Regulators and labor groups around the world have been pushing hard for higher pay and worker protections in the gig economy. But in California, they got totally outflanked.
Reflecting the growing power of an industry that barely existed a decade ago, 58% of California voters sided with gig companies and exempted them from a new state law that would have upended their business models.
The passing of California ballot initiative Proposition 22 exempts gig companies like Uber, Lyft, DoorDash, and Instacart from needing to classify their workers as employees and pay into benefits like workers’ compensation and health insurance. Instead, the companies will offer a limited package of new benefits in exchange for the right to keep their drivers and delivery workers classified as independent contractors—what Uber CEO Dara Khosrowshahi has called a “third way” for gig workers.
Now the companies plan to take the idea beyond California.
“Going forward, you’ll see us more loudly advocate for new laws like Prop 22,” Khosrowshahi said on a Nov. 5 call with investors. “It’s a priority for us to work with governments across the US and the world to make this a reality.”
Tony Xu, CEO and co-founder of DoorDash, echoed the sentiment. “Now, we’re looking ahead and across the country, ready to champion new benefits structures that are portable, proportional, and flexible…We look forward to partnering with workers, policymakers, community groups, and more to make this a reality.”
The fight against AB5
The gig companies pursued a long, aggressive battle against complying with the California labor law known as AB5, which makes it harder for companies to classify workers as independent contractors. The legislation went into effect on Jan. 1. But the companies circumvented the law, arguing that drivers are not employees—and, at one point, even threatening to pull out of California.

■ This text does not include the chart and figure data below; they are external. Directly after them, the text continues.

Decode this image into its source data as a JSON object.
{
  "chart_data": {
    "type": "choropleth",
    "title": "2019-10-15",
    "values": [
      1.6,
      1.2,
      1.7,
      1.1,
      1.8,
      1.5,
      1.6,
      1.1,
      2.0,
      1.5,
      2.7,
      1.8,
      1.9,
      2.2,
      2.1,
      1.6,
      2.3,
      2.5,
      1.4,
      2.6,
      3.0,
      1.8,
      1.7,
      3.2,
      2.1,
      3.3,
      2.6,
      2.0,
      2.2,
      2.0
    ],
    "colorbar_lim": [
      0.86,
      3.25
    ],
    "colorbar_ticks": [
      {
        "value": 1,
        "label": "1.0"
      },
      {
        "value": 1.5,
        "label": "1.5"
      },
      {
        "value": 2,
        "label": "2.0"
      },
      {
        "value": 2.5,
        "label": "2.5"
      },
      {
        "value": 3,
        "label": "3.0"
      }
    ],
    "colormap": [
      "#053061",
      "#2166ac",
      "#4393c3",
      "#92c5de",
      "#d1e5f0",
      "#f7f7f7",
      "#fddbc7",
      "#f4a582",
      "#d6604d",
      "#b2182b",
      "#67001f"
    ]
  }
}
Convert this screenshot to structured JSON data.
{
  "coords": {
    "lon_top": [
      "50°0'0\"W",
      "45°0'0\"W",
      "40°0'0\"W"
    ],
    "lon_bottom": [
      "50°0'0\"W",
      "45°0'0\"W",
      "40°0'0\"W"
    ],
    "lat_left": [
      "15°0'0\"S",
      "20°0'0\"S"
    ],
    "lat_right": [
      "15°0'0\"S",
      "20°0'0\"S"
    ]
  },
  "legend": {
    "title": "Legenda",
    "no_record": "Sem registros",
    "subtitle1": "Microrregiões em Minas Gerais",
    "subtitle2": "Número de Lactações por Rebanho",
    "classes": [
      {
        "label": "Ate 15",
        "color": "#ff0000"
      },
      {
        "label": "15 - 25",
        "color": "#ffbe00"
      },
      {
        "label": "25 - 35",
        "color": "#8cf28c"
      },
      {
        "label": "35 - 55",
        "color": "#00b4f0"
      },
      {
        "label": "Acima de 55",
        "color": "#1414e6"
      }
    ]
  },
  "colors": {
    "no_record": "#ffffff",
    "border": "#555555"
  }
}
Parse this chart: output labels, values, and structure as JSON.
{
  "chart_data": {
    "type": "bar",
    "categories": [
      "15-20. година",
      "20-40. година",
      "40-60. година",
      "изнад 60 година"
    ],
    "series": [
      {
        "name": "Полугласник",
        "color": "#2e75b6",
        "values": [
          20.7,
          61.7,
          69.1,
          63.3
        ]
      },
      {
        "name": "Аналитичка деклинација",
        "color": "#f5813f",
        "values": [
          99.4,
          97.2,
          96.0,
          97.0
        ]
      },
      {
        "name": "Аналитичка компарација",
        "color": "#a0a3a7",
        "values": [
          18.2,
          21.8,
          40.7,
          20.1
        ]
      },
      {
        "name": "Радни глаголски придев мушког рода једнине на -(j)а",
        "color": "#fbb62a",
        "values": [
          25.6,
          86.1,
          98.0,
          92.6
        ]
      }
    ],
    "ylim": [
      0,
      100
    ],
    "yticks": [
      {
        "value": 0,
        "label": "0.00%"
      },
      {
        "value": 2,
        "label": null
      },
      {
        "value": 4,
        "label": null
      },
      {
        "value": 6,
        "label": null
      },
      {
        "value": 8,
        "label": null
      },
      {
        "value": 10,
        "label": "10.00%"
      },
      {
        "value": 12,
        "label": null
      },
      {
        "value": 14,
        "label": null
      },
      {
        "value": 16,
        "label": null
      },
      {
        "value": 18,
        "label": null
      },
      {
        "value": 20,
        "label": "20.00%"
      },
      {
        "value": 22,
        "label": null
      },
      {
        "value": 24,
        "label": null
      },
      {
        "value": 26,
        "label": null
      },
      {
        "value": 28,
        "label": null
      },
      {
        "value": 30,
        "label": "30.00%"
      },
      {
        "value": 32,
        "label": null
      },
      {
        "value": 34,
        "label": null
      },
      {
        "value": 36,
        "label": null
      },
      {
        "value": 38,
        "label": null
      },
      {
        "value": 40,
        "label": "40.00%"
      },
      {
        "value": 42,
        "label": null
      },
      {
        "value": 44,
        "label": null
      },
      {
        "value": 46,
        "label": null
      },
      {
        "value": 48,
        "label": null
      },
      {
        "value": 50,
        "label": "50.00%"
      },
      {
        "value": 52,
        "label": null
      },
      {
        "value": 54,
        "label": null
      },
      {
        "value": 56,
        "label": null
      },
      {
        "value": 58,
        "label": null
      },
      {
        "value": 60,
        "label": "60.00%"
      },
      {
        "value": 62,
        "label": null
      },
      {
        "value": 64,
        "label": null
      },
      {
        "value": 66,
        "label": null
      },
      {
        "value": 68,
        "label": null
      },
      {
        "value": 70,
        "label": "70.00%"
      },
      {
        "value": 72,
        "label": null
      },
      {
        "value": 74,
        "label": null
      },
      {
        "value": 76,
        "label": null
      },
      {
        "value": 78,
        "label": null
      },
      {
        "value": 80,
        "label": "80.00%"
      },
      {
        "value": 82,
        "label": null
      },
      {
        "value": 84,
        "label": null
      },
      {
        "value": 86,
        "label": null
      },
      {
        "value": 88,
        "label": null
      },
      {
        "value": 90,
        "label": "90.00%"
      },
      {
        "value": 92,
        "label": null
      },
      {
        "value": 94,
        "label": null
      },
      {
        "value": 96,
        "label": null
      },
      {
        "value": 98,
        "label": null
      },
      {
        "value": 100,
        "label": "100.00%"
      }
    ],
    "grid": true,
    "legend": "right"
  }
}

Uber, Lyft, DoorDash, and Instacart banded together to bring the worker classification question to voters, culminating in the most expensive ballot initiative in California to date.
The Prop 22 outcome could set a precedent for how other lawmakers across the US approach the issue, perhaps discouraging other state attorneys general from filing lawsuits against ride-sharing companies, as Cowen analyst John Blackledge suggested in a Nov. 4 note to clients.
It also could influence states like New York, which has established a minimum wage standard for Uber drivers in New York City, as well as New Jersey, Virginia, and Washington, which have been looking into the AB5 model.
“I expect that across the country, this law is going to be looked at as a model,” says labor and employment lawyer Sandra Rappaport, a San Francisco-based partner at Hanson Bridgett. “Certainly the companies that employ these workers are going to be pushing for a law like this elsewhere.”
A new framework?
Most of the legal framework for employment models was developed long before the arrival of the internet—let alone smartphones and app-based platforms. The passing of Prop 22 reinforces the idea that gig workers don’t fit into a binary box of being either an employee or independent contractor, Rappaport says.
But labor advocates say it’s possible to both have flexibility and be an employee. Ken Jacobs, chair of the UC Berkeley Center for Labor Research and Education, sees Uber’s hybrid model as an “old model wrapped in new technology,” with the companies shifting the costs and risks to workers.
Prop 22 is likely to be permanent in California—it includes a provision that requires a seven-eighths vote of the state legislature to change it.
Could it also end up influencing federal policy? Both US president-elect Joe Biden and his vice president, Kamala Harris, opposed Prop 22 and support addressing the worker-classification debate on a national level.
Under a Biden administration, the US Department of Labor is likely to propose more rules that protect workers. Rappaport says that could include rolling back the relaxed guidelines on classifying gig workers that the Trump administration rolled out in September. But if the Republicans hold onto their majority in the Senate, providing gig workers more protection at the federal level will likely be a bigger political fight.
Policy at the polls
The passing of Prop 22 doesn’t mean Uber is off the hook. The ride-hailing giant will have to fight battles in other states—and possibly lose some—as it was about to before Prop 22 was passed, says Rappaport. Some of the biggest advances in worker conditions, meanwhile, could come from more local pressure: In September, Seattle passed a minimum pay rate for Uber and Lyft drivers, modeled after the one passed in New York City. Because the measure only governs what happens after it goes into effect, Uber and Lyft could still owe billions of dollars in unpaid wages for violations, says Jacobs.
That said, the Prop 22 outcome could perhaps encourage other tech companies to go to the ballot to carve themselves out of the regulatory framework. There’s no guarantee it will work—and it certainly will be expensive—but Mark Lemley, director of the Stanford Program in Law, Science, and Technology, says it’s possible that “propositions may be the only way to make gig economy policy going forward.”